Esther Dominique Klein/Svenja Mareike Kühn/Isabell van Ackeren/Rainer Block
How central are centrally standardized exams? Final exams at the end of the upper secondary school level compared both nationally and internationally
In almost all of the German Laender, the centrally standardized „Abitur” (school leaving certificate and university entrance qualification) has been introduced as an instrument of standard maintenance; however, the differences in its implementation are often quite significant. The procedures are described and compared with regard to specific categories and are then, in turn, compared to 15 OECD countries with centrally standardized exit exams at the end of the upper secondary school level. This reference-guided perspective reveals the siginificance of the degree of standardization of exams as opposed to the concept of “centralization” with regard to differentiating analyses of the effects of control achieved through this reform element on the level of both school-related and teaching-related processes.

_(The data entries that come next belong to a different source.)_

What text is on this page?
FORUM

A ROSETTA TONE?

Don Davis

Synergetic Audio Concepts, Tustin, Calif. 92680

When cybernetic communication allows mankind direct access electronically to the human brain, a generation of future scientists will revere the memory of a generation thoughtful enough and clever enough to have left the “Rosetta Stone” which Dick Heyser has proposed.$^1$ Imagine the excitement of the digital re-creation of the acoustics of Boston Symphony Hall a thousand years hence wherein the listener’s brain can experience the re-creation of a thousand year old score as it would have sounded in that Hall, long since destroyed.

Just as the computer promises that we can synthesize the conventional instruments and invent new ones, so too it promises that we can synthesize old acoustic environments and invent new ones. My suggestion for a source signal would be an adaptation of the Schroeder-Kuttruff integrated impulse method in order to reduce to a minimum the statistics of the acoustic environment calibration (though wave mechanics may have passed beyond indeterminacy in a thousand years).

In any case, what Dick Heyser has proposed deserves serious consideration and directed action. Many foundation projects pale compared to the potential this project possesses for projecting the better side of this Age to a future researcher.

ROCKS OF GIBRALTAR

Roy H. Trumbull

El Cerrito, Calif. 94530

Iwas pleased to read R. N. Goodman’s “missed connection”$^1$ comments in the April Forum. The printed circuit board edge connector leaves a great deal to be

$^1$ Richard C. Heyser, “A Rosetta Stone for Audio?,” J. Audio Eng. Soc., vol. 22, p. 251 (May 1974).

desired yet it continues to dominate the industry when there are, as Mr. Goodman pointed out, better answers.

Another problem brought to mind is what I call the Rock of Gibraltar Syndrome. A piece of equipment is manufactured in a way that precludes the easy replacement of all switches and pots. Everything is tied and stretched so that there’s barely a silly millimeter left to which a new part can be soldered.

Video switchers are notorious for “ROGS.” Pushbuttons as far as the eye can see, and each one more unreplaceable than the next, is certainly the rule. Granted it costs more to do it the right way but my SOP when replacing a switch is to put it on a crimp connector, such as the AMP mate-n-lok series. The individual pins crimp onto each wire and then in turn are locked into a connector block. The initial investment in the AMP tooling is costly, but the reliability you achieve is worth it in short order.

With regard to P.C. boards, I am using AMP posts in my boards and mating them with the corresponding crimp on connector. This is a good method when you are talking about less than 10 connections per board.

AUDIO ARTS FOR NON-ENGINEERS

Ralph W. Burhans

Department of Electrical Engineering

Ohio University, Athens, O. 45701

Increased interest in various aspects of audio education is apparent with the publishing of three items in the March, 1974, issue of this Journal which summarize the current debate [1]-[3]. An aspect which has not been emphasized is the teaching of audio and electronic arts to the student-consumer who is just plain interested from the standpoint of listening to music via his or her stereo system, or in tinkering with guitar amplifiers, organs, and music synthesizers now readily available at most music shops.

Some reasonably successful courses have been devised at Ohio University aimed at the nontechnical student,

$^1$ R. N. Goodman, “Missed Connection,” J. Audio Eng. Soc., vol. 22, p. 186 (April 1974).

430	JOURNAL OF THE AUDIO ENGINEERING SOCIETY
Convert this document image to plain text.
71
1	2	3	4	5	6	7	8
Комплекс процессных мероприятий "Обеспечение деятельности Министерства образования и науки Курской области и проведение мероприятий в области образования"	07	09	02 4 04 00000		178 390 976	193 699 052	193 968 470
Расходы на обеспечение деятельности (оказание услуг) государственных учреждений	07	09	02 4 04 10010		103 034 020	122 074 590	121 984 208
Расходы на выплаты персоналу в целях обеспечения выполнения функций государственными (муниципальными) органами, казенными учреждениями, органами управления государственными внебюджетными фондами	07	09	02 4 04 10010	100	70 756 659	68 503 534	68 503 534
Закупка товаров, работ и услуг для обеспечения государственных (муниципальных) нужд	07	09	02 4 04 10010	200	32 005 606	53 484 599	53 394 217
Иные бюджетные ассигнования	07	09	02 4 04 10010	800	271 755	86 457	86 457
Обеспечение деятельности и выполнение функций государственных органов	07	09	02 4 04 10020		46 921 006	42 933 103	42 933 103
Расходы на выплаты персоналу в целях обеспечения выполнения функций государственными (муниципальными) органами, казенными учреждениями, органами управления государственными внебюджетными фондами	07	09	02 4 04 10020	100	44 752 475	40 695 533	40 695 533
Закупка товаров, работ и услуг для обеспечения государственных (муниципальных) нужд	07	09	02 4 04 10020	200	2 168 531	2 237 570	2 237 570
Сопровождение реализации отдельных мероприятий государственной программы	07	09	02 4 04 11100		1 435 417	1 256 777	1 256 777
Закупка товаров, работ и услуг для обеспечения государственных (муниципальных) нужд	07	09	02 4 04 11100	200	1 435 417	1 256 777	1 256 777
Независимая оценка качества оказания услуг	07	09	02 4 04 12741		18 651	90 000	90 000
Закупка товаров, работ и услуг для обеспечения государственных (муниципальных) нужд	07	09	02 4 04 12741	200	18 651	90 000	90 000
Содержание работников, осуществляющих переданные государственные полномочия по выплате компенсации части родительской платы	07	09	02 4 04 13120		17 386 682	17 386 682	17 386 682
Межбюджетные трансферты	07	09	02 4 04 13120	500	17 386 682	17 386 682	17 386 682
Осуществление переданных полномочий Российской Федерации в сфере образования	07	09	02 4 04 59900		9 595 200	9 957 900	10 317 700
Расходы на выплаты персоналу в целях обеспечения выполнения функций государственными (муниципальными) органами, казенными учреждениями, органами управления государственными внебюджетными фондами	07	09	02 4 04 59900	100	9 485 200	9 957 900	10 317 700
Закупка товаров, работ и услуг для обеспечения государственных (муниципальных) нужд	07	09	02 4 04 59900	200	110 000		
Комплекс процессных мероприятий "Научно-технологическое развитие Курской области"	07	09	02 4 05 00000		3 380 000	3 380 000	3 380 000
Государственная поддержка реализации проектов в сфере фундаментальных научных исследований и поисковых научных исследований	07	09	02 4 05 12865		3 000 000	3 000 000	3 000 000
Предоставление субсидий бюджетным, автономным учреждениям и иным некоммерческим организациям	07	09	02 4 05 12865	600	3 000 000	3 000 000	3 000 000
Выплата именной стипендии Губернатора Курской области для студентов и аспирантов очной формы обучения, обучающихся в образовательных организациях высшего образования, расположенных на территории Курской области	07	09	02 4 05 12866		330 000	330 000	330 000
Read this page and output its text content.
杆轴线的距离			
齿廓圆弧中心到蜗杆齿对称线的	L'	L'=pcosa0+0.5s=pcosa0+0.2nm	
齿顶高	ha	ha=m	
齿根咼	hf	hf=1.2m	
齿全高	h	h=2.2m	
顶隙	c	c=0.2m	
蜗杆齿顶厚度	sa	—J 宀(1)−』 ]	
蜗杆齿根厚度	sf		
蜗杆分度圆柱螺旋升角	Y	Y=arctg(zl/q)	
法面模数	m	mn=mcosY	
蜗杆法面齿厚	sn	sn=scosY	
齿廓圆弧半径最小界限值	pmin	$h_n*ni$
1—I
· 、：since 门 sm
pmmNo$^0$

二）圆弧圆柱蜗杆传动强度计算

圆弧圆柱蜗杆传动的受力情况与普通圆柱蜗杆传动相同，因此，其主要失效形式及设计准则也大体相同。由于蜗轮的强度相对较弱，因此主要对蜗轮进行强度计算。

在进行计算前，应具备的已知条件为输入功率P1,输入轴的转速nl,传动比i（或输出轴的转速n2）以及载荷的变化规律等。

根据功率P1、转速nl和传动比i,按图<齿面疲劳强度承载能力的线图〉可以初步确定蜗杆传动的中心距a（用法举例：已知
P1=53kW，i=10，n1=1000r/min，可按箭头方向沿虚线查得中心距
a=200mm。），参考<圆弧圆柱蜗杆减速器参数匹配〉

Rolf Strietholt/Ewald Terhart
Assessing Student Teachers –An explorative analysis of instruments for assessment in the second phase of teacher training
The issue of the possibilities of a reliable assessment of the professional competences of teachers is being discussed controversially not only in the scientific debate but also within teacher associations and among the public. This debate often neglects the fact that an assessment of (prospective) teachers has been taking place for decades: namely within the framework of the second phase of training, the “Referendariat” (teacher training) or teaching practice. Following a short survey of recent research results regarding the present situation in the “second phase”, the authors report on a research project analyzing the assessment patterns and manuals used by instructors (heads of departments, heads of seminars for advanced students) during the “second phase”. On the basis of 201 assessment patterns and 87 additional questionnaires on the development and application of these patterns, a survey is given on the practice of assessment during the “Referendariat” (teacher training). The results show, among other things, that a large part of these instruments is based on a concept of the teaching profession focussing on instruction, meaning that the breadth of the standards for teacher training is not depicted. With every second instrument it remains unclear how the individual act of assessment is actually carried out. In none of the cases was the test-diagnostic quality of the instruments actually verified. All in all, it becomes clear that with regard to the quality of the processes and instruments of assessment applied during the second phase of teacher training there exists an urgent need for further development.